GitHub Api Commit

This action commits to the checked out repo via the graphql mutation createCommitOnBranch. This mutation supports signing commits automatically for the user. This is useful when using a GitHub App to do committing for bot related commits and the repo requires signed commits.

It will build a list of file additions and deletions to commit, and just prior to committing will fetch the latest commit oid from the remote repo. It will commit to whatever branch is currently checked out in the workflow. For instance, if you create a branch via git checkout -b my-test-branch in one of your steps it will commit to my-test-branch

Usage:

  - name: Commit changes
    uses: grafana/github-api-commit-action@077642073699d6dd9e9c42a9f69ce517fabf79d2 # v0.3.0
    with:
      commit-message: "<commit-message>" # Commit message defaults to "Commit performed by grafana/github-api-commit-action"
      create-branch-on-remote: true | false # Whether to create the branch on the remote if it doesn't exist already: Defaults to false
      stage-all-files: true | false # Whether to additionally stage any changed files in the checkout.
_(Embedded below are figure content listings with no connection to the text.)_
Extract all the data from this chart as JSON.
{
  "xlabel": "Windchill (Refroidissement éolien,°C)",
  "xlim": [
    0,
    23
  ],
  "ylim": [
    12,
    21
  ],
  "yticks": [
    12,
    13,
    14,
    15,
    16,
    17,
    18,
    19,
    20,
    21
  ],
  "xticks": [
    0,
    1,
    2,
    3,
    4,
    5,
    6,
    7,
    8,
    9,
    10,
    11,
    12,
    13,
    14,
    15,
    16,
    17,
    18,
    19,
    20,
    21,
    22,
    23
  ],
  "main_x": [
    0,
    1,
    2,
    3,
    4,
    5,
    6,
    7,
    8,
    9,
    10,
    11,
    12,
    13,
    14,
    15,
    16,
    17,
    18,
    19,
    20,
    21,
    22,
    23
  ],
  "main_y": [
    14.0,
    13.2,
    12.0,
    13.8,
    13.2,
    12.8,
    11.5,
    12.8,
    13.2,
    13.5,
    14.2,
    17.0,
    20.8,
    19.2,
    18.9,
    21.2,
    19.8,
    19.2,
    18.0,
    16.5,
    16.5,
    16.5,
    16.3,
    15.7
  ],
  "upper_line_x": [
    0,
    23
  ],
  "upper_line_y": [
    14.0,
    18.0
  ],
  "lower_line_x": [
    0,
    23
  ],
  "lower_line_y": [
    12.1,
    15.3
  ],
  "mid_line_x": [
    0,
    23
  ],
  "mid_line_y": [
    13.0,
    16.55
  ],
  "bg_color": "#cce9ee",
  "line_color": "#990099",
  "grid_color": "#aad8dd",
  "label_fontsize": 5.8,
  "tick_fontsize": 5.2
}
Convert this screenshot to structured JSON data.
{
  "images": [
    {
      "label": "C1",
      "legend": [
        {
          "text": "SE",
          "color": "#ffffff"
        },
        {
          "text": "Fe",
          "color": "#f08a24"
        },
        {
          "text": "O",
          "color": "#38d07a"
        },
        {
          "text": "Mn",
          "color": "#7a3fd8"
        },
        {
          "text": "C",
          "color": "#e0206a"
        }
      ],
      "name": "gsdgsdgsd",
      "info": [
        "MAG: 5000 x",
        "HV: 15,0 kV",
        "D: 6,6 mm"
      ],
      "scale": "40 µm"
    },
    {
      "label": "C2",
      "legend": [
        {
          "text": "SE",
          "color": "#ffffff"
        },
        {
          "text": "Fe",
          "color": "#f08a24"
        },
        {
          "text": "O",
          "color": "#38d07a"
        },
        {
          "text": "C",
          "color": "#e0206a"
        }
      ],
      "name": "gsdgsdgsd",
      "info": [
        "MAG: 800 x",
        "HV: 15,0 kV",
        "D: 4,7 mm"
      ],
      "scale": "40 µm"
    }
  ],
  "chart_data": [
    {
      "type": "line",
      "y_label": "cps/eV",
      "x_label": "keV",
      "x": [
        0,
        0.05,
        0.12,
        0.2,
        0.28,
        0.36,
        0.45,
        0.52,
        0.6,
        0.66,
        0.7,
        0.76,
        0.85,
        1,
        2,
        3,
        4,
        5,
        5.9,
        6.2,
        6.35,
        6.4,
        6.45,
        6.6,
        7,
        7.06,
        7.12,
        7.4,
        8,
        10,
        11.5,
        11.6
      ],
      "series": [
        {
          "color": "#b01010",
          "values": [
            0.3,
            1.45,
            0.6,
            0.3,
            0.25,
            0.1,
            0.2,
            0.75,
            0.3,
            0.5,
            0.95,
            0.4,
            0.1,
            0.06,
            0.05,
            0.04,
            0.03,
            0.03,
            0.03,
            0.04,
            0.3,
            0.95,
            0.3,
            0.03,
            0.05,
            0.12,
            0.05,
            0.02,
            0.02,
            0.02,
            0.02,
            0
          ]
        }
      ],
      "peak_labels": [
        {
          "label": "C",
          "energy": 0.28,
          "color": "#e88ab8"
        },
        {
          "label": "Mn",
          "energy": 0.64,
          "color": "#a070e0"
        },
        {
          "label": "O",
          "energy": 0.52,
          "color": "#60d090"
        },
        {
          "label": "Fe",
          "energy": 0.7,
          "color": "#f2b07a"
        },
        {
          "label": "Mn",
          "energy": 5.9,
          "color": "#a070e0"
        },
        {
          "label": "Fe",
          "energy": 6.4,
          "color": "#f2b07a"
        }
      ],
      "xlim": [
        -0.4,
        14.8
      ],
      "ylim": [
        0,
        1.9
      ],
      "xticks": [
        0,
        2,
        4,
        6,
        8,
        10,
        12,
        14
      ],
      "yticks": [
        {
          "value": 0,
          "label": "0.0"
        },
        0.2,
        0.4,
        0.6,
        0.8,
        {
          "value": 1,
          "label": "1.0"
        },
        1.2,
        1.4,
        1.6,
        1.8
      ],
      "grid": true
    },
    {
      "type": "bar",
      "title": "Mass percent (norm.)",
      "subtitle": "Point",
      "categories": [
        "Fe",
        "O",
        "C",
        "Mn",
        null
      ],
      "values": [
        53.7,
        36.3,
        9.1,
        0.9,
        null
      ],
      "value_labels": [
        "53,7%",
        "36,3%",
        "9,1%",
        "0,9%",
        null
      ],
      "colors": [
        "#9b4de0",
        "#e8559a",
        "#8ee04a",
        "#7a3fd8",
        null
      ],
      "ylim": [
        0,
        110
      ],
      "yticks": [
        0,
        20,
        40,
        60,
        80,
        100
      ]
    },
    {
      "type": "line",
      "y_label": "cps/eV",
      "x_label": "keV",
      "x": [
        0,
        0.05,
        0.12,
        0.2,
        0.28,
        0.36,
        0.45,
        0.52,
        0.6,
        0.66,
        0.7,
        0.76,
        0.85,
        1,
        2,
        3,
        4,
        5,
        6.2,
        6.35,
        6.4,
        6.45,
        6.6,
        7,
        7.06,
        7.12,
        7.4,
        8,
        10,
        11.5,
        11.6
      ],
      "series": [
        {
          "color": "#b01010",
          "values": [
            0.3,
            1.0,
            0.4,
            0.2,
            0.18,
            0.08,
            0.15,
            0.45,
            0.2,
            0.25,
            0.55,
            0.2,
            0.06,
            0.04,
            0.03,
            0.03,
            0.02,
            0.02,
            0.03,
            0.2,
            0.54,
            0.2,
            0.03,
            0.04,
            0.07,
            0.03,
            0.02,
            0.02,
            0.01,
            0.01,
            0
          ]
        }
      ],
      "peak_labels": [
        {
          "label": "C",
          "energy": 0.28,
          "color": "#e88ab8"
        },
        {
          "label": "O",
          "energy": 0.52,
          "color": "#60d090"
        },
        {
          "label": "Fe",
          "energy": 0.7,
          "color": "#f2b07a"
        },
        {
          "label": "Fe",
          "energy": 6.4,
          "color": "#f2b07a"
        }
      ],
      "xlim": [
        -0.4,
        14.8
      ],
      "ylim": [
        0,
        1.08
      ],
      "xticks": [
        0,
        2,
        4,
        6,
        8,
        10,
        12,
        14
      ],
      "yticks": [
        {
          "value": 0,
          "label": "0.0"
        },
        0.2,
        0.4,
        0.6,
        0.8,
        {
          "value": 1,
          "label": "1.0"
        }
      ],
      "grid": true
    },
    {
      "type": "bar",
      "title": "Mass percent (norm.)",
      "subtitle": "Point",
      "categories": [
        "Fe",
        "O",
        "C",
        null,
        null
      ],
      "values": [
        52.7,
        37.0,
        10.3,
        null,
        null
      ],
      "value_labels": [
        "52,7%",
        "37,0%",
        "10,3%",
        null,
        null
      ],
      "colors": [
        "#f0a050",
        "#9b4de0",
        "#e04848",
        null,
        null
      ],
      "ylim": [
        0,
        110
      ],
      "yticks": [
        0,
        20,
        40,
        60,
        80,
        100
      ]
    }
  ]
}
Defaults to false
      token: ${{ github.token }} # Token you want to authenticate with

Example how to use GitHub app installation token

  - uses: tibdex/github-app-token@v1
    id: get_installation_token
    with:
      app_id: ${{ secrets.GITHUB_APP_ID }}
      installation_id: ${{ secrets.GITHUB_APP_INSTALLATION_ID }}
      private_key: ${{ secrets.GITHUB_APP_PRIVATE_KEY }}

  - name: Commit changes
    uses: grafana/github-api-commit-action@077642073699d6dd9e9c42a9f69ce517fabf79d2 # v0.3.0
    with:
      commit-message: "<commit-message>" # Commit message defaults to "Commit performed by grafana/github-api-commit-action"
      create-branch-on-remote: true | false # Whether to create the branch on the remote if it doesn't exist already: Defaults to false
      stage-all-files: true | false # Whether to additionally stage any changed files in the checkout. Defaults to false
      token: ${{ steps.get_installation_token.outputs.token }} # Token you want to authenticate with

Limitations

• The branch that is checked out needs to be in an attached state. Meaning that you can commit and push to it
• Currently, the action only supports adding, updating, and deleting files. It doesn't reconstruct the entire tree for commit. Moving files would succeed, but the old file will still remain in its location.

(Legacy) GitHub Api Commit

Note

This section is preserved for the sake of knowledge. Note that the action now uses the method of commiting via gh api graphql

Committing in your workflow can normally be done using git commands or other actions that perform commits for you. However, if you are using a GitHub App installation token and your repository requires commit signing, there is no way to attach a signing key to your commit and it must be done through the GitHub api.

The general steps of doing so are

1. Create a tree
2. Create a commit
3. Update the head reference

An example can be found here

When committing through the GitHub API using a GitHub App installation token, GitHub will recognize the app and add commit signing for you.